On Foreign Policy, Republicans Remain the Party of Bush

Jeb Bush is trying to forge his own political identity, even as he agrees with his brother's core foreign policy principles.

The Bush family at the Ryder Cup in 1999. (National Journal)

Jeb Bush has received outsized scrutiny for the makeup of his large team of foreign policy advisers, as observers try to cull any clues about his thinking on international affairs. But by focusing on the bold-faced names, pundits are missing the point. The reality is that the modern Republican Party is a fundamentally hawkish institution, and if he's elected president, Jeb will likely favor a much more assertive American role in the world than President Obama does. And so will every other Republican running, with the likely exception of Rand Paul.

Bush said as much in his speech at the Chicago Council on Global Affairs. He called the Obama administration "inconsistent and indecisive." He said a president's tough talk against our enemies "need to be backed up by the greatest military force in the world." He mocked the civil-libertarian opposition to NSA programs to gather intelligence about terrorist threats. And he famously tagged his views as "liberty diplomacy"—a clever rebranding of his brother's freedom agenda and promotion of democracy worldwide.

In short, Jeb Bush was running on his brother's foreign policy, something that became untenable when the American public grew weary of the Iraq War. But the reality is that George W. Bush's foreign policy and national security views have remained the norm within the GOP. Jeb may have included some less-interventionist advisers to keep his critics guessing—such as his father's 84-year-old secretary of State, James Baker—but his speech was nearly indistinguishable from one that George W. would deliver.

That's not a bad thing, politically speaking. Obama's struggles to defeat the Islamic State, as well as the growing list of threats emerging in the Middle East, have made foreign policy the Democrats' biggest vulnerability heading into 2016. Public opinion on America's role in the world has been shifting at warp speed since the horrific series of ISIS beheadings and ISIS-inspired terrorist attacks that have occurred across the globe over the past year.

For the first time in Obama's presidency, a new CBS/New York Times poll found that a strong majority of voters (57 percent) support the United States sending in ground troops to Iraq and Syria to challenge ISIS—a 10-point jump since last October.
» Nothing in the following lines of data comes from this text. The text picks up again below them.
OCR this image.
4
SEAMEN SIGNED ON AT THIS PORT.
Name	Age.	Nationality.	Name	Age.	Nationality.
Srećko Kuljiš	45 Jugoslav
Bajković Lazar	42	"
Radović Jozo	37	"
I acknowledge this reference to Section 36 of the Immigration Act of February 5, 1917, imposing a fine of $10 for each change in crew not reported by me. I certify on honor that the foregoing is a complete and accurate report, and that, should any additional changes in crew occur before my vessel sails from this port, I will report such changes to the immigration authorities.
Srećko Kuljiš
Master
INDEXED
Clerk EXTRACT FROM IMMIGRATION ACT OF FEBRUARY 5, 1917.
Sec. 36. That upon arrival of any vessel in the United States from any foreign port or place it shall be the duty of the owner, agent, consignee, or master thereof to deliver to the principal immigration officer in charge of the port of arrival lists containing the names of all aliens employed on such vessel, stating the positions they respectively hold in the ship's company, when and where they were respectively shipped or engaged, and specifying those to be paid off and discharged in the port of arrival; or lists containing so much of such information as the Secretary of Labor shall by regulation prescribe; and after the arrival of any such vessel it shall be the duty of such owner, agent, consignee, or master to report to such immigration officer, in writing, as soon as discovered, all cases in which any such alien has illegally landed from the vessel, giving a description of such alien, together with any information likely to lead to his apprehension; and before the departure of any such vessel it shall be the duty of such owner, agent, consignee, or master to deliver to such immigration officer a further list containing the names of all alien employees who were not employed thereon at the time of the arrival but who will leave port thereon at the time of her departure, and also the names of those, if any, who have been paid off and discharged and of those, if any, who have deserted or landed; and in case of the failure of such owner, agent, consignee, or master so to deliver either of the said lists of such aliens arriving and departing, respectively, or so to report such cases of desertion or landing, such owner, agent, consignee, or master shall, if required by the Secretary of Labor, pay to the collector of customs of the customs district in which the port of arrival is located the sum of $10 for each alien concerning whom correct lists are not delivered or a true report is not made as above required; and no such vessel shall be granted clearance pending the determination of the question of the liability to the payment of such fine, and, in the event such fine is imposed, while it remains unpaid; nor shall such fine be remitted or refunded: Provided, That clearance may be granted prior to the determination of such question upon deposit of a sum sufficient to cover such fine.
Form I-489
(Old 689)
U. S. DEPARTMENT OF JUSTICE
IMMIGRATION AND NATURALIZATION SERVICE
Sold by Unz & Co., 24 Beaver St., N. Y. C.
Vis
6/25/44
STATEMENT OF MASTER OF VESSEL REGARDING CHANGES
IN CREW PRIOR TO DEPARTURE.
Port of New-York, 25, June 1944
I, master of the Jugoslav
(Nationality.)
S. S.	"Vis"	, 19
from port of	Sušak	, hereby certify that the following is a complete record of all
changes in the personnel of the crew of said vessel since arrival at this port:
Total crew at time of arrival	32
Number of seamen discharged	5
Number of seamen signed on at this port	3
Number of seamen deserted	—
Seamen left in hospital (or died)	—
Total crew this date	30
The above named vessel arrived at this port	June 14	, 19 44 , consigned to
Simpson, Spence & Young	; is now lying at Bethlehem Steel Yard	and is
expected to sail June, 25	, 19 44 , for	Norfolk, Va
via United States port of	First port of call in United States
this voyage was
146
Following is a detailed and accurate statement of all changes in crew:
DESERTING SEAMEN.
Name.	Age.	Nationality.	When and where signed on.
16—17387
A whopping 72 percent of Republicans support such a decision, and even a bare 50 percent majority of Democrats now support military engagement. At the same time, Obama's approval rating on foreign policy is hitting new lows, stunting his overall approval rating despite the improved economy.

The next presidential election is shaping up to be a rare contest where national security is a leading issue—and, as in 2004, the public is again in a hawkish mood. And if the trends continue, supporting an assertive foreign policy won't be an asset with just conservative Republicans but also with the overall electorate.

It shouldn't be a surprise that George W. Bush's foreign policy legacy is lasting. The 9/11 terrorist attacks reshaped Republicans into a bunch of dedicated hawks. Even when the politics suggested the public's war-weariness, the party largely stuck together against the changed public opinion, with only a few defections.

Nearly all of the 2008 presidential candidates supported the war in Iraq, even though it was deeply unpopular—and though keeping some distance was in their political interest. During the congressional debate over whether to authorize force against Syria, the Obama White House found that many of its biggest defenders were Republicans. Despite the GOP's long-standing antipathy toward the president, it has found the most common ground with him when Obama has taken forceful action—whether it was (temporarily) increasing the troop presence in Afghanistan or enforcing his own red line on Bashar al-Assad's use of chemical weapons against his own people.

Jeb Bush's long-term political challenge stems less from his brother's foreign policy vision, and more from W.'s original decision to invade Iraq. Despite the public's growing hawkishness, polls have shown no corresponding change in the view that the war was a mistake. In his speech, Jeb Bush gave his brother credit for his politically risky decision to order the troop surge to stabilize Iraq, but that's now a distant memory, given that country's current chaos.

It would be a bitter irony if the American people ended up endorsing the George W. Bush approach to terrorism, even as they rejected the legacy of the former president's record on Iraq. That's clearly weighing on Jeb Bush as he tries to forge his own political identity without abandoning the core foreign policy principles that his brother laid out.